= Some Men =

Some Men is a play by Terrence McNally that consists of an interwoven series of stories which chronicle and contrast the lives and attitudes of gay men in the United States over the past 80 years. The play begins and ends with a contemporary gay wedding, relating interconnecting stories of generations of gay men in New York City. Some Men premiered Off-Broadway in 2007.

==Production history==
Some Men had a workshop at the Sundance Institute Theatre Laboratory at White Oak (Yulee, Florida). The play had its world premiere at the Philadelphia Theatre Company from May 12 to June 11, 2006.
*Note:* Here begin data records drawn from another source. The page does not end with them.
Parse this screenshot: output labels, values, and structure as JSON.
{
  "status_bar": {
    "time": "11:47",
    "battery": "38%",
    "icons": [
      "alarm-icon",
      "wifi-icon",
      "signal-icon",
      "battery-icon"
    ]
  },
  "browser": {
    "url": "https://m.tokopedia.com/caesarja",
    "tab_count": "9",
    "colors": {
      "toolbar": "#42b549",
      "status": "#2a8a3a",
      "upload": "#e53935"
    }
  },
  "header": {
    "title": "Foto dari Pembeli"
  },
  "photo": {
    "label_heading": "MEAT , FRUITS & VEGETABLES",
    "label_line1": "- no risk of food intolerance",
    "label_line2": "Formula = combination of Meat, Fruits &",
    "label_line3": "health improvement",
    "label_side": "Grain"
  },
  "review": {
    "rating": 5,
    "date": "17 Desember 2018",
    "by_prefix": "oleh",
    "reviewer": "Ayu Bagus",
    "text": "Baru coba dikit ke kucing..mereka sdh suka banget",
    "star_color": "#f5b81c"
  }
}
Some Men premiered Off-Broadway at the Second Stage Theatre on March 26, 2007, and closed on April 22, 2007. Directed by Trip Cullman, the cast featured Fred Weller, Don Amendolia, Kelly AuCoin, Romain Fruge, Michael McElroy and Randy Redd.

The Canadian premiere was produced by Raving Theatre in Vancouver, British Columbia from November 21 - December 2, 2007.

The play had its West Coast premiere at the New Conservatory Theatre Center, San Francisco in June–July 2009.

==Overview==
In a gay bathhouse in 1975, a school librarian proposes to a war veteran. The scenes shift showing gay men in various places: a Harlem nightclub in 1932, the Stonewall uprising in Greenwich Village in 1969, an AIDS hospital in 1989, an Internet chat room and a piano bar.

==Critical response==
Ben Brantley, in his review for The New York Times wrote that the play is a "breezy series of sketches about gay American life through eight decades..." but "has little of the psychological texture and shading found in Mr. McNally’s best plays...The hot-button topic of gay marriage is the running theme of 'Some Men,' with the attendant questions that the subject invariably raises."

==Awards and nominations==
The play received nominations for the Drama Desk Award for Outstanding Play and Outstanding Featured Actor in a Play (Fred Weller). The play received a nomination for the Lucille Lortel Award, Outstanding Featured Actor, David Greenspan, and Outstanding Lighting Design (Kevin Adams).